それなのに自分が辛い時はそれを口に出さないで。誰かに痛みを分けることを恐れて、自分一人で何とかしようとして。
本当に健気だ、健気すぎて涙が出てきた。
でも、だから、みんな君のことが好きになったんだろうね。
「私は、血も繋がってないし、同じ屋根の下で暮らしてないし、所詮他人だ、って言われたらそうだよ、ってしか答えられないよ、けど、ね……」
他人が他人を想いやっちゃいけない、なんて法律は世界中どこにだってない。
辛いなら、怖がらなくていいから、素直に話して。もっと信じて、頼ってほしい。
「硝ちゃんのこと、本当の……家族みたいに、大切に思ってるから……!」
もう限界だ。防波堤が崩れて涙が滝のように流れてきた。
心が痛い、硝ちゃんの痛みがまるで自分の痛みのように感じられてくる。
『なんとなく、分かるんです。その人が何を感じているのか、何を考えているのか、直接言葉にされなくても』
今ガチの打ち上げ会で、硝ちゃんからこんなことを言われたことがあった。その時は半信半疑だったけど、今なら正直に信じてあげられる。

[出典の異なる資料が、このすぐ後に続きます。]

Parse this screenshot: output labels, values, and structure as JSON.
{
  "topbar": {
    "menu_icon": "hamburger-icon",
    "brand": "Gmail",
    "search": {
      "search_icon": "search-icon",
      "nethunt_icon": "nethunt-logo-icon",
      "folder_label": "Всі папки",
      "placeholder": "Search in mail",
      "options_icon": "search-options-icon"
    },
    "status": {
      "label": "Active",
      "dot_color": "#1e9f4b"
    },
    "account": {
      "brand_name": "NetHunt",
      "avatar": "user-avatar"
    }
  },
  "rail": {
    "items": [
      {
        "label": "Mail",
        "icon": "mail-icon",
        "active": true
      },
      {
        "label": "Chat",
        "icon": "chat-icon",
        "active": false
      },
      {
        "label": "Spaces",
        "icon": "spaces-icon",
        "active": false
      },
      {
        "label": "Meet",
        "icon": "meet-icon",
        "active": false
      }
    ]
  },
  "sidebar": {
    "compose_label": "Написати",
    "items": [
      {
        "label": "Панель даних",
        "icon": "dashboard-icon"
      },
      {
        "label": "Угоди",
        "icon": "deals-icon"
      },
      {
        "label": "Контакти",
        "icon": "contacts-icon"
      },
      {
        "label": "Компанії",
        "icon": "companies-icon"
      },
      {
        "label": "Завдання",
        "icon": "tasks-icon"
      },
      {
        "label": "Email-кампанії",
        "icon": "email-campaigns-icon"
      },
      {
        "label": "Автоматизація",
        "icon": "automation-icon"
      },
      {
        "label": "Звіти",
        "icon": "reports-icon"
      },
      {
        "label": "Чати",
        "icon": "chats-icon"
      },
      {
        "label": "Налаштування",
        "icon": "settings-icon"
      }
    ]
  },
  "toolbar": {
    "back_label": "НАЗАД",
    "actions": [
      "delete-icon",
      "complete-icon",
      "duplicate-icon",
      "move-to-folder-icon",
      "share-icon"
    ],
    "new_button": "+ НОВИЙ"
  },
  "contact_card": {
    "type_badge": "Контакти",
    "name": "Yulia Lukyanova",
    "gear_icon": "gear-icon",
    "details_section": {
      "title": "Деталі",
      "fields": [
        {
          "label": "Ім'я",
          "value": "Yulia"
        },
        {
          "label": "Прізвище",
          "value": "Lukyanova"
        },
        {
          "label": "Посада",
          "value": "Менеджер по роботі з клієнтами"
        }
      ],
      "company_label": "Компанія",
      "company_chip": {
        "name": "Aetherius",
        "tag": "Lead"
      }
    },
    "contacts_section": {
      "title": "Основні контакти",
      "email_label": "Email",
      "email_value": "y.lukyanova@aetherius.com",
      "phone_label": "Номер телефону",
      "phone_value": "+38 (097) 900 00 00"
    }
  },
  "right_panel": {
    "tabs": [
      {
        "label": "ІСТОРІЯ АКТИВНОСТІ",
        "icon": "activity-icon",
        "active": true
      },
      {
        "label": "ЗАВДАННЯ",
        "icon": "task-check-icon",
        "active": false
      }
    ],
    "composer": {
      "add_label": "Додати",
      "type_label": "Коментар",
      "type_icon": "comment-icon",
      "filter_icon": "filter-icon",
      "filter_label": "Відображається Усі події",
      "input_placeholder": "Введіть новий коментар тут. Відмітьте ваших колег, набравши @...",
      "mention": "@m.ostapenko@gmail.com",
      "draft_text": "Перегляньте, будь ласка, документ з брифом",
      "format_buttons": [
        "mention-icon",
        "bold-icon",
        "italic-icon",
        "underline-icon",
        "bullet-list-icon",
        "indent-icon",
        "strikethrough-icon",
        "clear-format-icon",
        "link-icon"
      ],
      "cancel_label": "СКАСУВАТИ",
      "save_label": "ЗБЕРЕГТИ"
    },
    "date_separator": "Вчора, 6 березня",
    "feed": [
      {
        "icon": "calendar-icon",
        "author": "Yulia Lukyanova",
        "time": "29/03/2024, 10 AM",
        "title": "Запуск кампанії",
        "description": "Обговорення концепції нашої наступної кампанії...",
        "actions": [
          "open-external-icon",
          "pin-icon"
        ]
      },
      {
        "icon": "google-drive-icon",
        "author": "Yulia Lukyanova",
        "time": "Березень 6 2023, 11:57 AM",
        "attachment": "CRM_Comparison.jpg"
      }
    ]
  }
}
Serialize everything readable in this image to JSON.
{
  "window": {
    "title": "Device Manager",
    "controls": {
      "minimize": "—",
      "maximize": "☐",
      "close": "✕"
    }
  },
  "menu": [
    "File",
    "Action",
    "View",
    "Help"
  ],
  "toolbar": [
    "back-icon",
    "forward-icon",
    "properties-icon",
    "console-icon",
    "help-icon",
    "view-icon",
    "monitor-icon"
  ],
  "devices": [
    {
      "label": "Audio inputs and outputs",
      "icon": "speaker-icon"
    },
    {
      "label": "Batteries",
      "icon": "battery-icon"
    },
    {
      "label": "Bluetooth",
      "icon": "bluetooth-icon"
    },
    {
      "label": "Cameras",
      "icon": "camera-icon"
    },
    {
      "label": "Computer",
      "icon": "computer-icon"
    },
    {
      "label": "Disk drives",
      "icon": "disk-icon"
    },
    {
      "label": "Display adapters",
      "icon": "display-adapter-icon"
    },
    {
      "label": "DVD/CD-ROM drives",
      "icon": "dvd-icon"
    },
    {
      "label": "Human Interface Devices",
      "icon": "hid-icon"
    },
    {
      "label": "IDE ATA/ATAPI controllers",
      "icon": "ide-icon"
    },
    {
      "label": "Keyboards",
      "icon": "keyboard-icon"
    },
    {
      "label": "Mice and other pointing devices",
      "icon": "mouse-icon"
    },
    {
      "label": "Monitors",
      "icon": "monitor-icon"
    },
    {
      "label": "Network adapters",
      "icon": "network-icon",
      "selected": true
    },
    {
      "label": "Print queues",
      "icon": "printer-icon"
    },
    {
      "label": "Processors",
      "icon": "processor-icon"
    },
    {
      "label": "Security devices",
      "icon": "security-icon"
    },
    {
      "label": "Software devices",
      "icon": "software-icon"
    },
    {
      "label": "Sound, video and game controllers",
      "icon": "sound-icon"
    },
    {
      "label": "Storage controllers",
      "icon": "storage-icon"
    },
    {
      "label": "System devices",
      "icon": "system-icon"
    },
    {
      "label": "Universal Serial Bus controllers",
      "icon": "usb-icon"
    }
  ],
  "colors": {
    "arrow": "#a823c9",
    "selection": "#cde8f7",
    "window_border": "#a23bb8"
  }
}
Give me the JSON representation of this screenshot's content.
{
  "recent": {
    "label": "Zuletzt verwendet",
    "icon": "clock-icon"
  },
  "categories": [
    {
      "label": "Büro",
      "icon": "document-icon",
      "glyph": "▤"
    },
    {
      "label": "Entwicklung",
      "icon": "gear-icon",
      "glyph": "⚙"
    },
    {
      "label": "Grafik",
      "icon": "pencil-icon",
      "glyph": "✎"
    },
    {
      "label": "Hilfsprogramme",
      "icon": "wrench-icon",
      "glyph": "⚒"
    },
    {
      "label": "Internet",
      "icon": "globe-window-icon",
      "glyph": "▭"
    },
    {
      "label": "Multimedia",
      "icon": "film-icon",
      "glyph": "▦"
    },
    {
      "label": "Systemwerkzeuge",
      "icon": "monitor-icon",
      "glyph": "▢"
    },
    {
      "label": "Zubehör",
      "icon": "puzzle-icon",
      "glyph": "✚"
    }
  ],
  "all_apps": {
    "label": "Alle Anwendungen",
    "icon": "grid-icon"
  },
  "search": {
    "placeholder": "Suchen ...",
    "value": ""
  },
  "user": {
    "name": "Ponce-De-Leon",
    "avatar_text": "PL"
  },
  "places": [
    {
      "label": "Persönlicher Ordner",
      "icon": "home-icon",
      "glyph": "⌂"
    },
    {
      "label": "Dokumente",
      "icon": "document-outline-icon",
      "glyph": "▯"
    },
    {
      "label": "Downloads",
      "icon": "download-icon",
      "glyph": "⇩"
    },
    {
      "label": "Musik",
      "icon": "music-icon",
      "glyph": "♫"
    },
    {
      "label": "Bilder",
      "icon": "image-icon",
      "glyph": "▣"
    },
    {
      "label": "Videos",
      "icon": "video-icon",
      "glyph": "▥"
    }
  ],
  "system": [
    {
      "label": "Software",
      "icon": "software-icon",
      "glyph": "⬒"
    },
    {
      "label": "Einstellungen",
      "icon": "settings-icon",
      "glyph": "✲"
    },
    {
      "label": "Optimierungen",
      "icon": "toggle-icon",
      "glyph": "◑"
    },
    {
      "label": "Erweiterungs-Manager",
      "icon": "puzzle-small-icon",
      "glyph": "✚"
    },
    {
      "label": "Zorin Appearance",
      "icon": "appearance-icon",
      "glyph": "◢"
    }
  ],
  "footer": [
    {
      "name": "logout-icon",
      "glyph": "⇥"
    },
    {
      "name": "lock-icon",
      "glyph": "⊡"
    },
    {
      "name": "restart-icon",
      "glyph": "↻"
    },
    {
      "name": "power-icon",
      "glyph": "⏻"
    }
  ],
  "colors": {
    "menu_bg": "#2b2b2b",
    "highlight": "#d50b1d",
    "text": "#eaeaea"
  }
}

―君も、口には出さなかったけれど、ずっとこんな感じだったのかな。ごめんね、気付いてあげられなくて。
私の号泣に釣られたのか、硝ちゃんまでもしゃくりあげるように泣き始めた。二人して涙の大洪水だ。
その時、ふわっ、と暖かいものが私と硝ちゃんを包んでくれた。フリルちゃんの両腕だった。
硝ちゃんを私と一緒に挟むような体勢で、フリルちゃんの手がそっと私の背中をさする。
その手がとても温かくて、優しくて。
―昔、小っちゃい時に泣き止まないと、いつもお母さんがこうやって慰めてくれたなぁ……
そう思ったら、ますます涙が止まらなくなっちゃった。
硝ちゃんも、私も、心の汚れを全て洗い流すほどの激しさで、わんわん泣いた。
泣き止むまでの間、フリルちゃんはずっと私たちを抱きしめてくれていた。